As work becomes more distributed across sites, contractors, and remote locations, organisations face increased challenges in maintaining consistent safety oversight.

Lone workers may have limited supervision and slower response times during emergencies. Contractors may also operate outside standard internal safety processes.

As a result, organisations are investing in digital lone worker monitoring, contractor management systems, and connected safety platforms to ensure consistent oversight and incident response.

Why is workforce engagement critical to safety transformation?

Technology alone cannot improve safety outcomes without active workforce participation.

Frontline employees are often the first to identify hazards, incidents, or near misses.
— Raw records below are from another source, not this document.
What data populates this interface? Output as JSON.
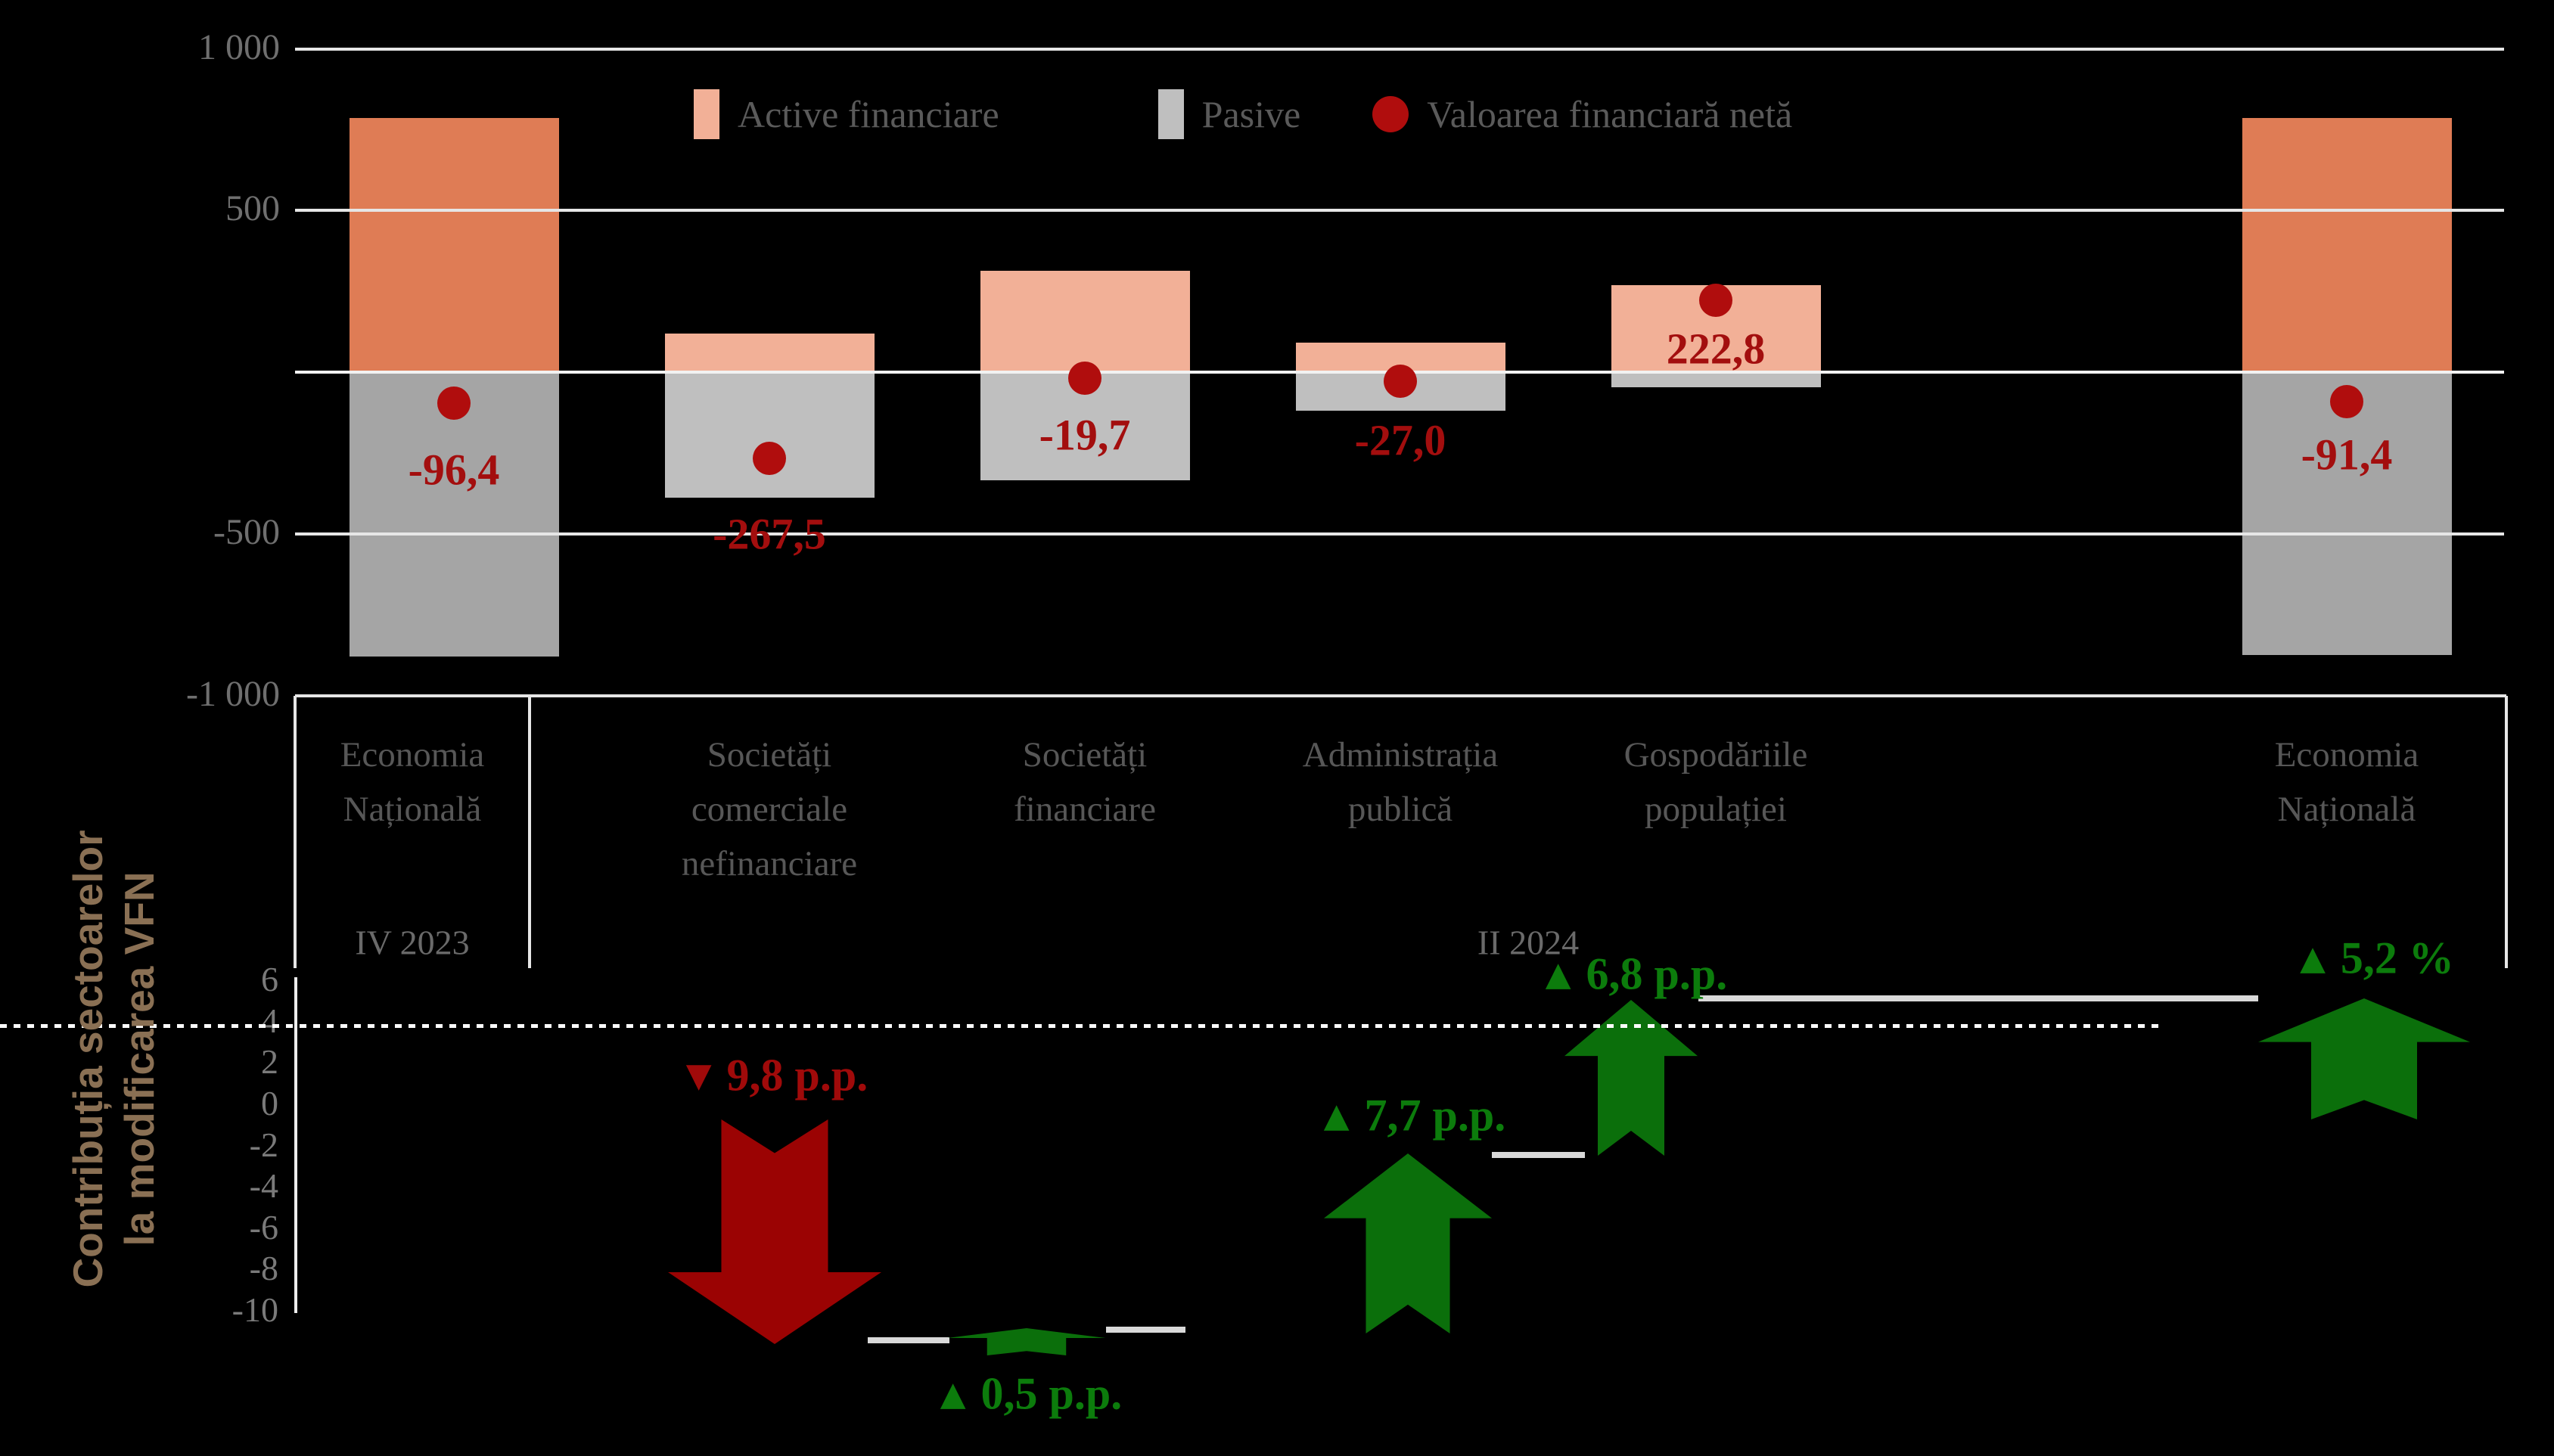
{
  "colors": {
    "background": "#000000",
    "active_dark": "#DF7C55",
    "active_light": "#F2B097",
    "pasive_dark": "#A5A5A5",
    "pasive_light": "#BFBFBF",
    "net_dot": "#B00D0D",
    "net_label_text": "#A30E0E",
    "gridline": "#E6E6E6",
    "axis_text": "#6F6F6F",
    "legend_text": "#5A5A5A",
    "category_text": "#575757",
    "green_arrow": "#0B6F0B",
    "green_text": "#0C7C0C",
    "red_arrow": "#9B0303",
    "red_text": "#A00A0A",
    "left_label_text": "#8A7054",
    "connector": "#D9D9D9",
    "dashed_line": "#FFFFFF"
  },
  "legend": {
    "items": [
      {
        "label": "Active financiare",
        "marker": "square",
        "color": "#F2B097"
      },
      {
        "label": "Pasive",
        "marker": "square",
        "color": "#BFBFBF"
      },
      {
        "label": "Valoarea financiară netă",
        "marker": "circle",
        "color": "#B00D0D"
      }
    ]
  },
  "left_axis_label": {
    "line1": "Contribuția sectoarelor",
    "line2": "la modificarea VFN"
  },
  "chart_data": [
    {
      "type": "bar",
      "categories": [
        {
          "name": "Economia Națională",
          "lines": [
            "Economia",
            "Națională"
          ]
        },
        {
          "name": "Societăți comerciale nefinanciare",
          "lines": [
            "Societăți",
            "comerciale",
            "nefinanciare"
          ]
        },
        {
          "name": "Societăți financiare",
          "lines": [
            "Societăți",
            "financiare"
          ]
        },
        {
          "name": "Administrația publică",
          "lines": [
            "Administrația",
            "publică"
          ]
        },
        {
          "name": "Gospodăriile populației",
          "lines": [
            "Gospodăriile",
            "populației"
          ]
        },
        {
          "name": "Economia Națională",
          "lines": [
            "Economia",
            "Națională"
          ]
        }
      ],
      "period_labels": [
        "IV 2023",
        "II 2024"
      ],
      "ylim": [
        -1000,
        1000
      ],
      "y_ticks": [
        {
          "value": 1000,
          "label": "1 000"
        },
        {
          "value": 500,
          "label": "500"
        },
        {
          "value": -500,
          "label": "-500"
        },
        {
          "value": -1000,
          "label": "-1 000"
        }
      ],
      "grid_values": [
        1000,
        500,
        0,
        -500
      ],
      "series": [
        {
          "name": "Active financiare",
          "values": [
            785,
            120,
            314,
            92,
            270,
            785
          ]
        },
        {
          "name": "Pasive",
          "values": [
            880,
            388,
            334,
            119,
            47,
            876
          ]
        },
        {
          "name": "Valoarea financiară netă",
          "values": [
            -96.4,
            -267.5,
            -19.7,
            -27.0,
            222.8,
            -91.4
          ],
          "labels": [
            "-96,4",
            "-267,5",
            "-19,7",
            "-27,0",
            "222,8",
            "-91,4"
          ]
        }
      ]
    },
    {
      "type": "waterfall",
      "ylabel": "Contribuția sectoarelor la modificarea VFN",
      "ylim": [
        -10,
        6
      ],
      "y_ticks": [
        6,
        4,
        2,
        0,
        -2,
        -4,
        -6,
        -8,
        -10
      ],
      "reference_line_value": 3.8,
      "steps": [
        {
          "category": "Societăți comerciale nefinanciare",
          "marker": "▼",
          "label": "9,8 p.p.",
          "value": -9.8,
          "direction": "down"
        },
        {
          "category": "Societăți financiare",
          "marker": "▲",
          "label": "0,5 p.p.",
          "value": 0.5,
          "direction": "up"
        },
        {
          "category": "Administrația publică",
          "marker": "▲",
          "label": "7,7 p.p.",
          "value": 7.7,
          "direction": "up"
        },
        {
          "category": "Gospodăriile populației",
          "marker": "▲",
          "label": "6,8 p.p.",
          "value": 6.8,
          "direction": "up"
        },
        {
          "category": "Economia Națională",
          "marker": "▲",
          "label": "5,2 %",
          "value": 5.2,
          "direction": "up",
          "role": "total"
        }
      ]
    }
  ]
}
When workers actively report issues and engage with digital safety systems, organisations gain real-time insight into operational risks.

High engagement improves reporting accuracy, accelerates corrective action, and strengthens the overall safety culture.

What role does AI play in workplace safety and risk management?

Artificial intelligence is beginning to support safety professionals by helping analyse large volumes of operational data.

AI can assist with tasks such as incident analysis, pattern detection, predictive risk identification, and automated reporting.

However, organisations are adopting AI cautiously, ensuring that it enhances human expertise rather than replacing judgement in safety-critical decisions.

How can organisations prepare for future operational risks?

Organisations can strengthen readiness for future risks by focusing on three key capabilities:

1. Connected risk data across safety, sustainability, and operational systems
2. Workforce engagement that supports real-time reporting and insights
3. Predictive capabilities, including analytics and AI tools that identify emerging risk patterns

These capabilities help organisations move from reactive compliance to proactive risk prevention and operational resilience.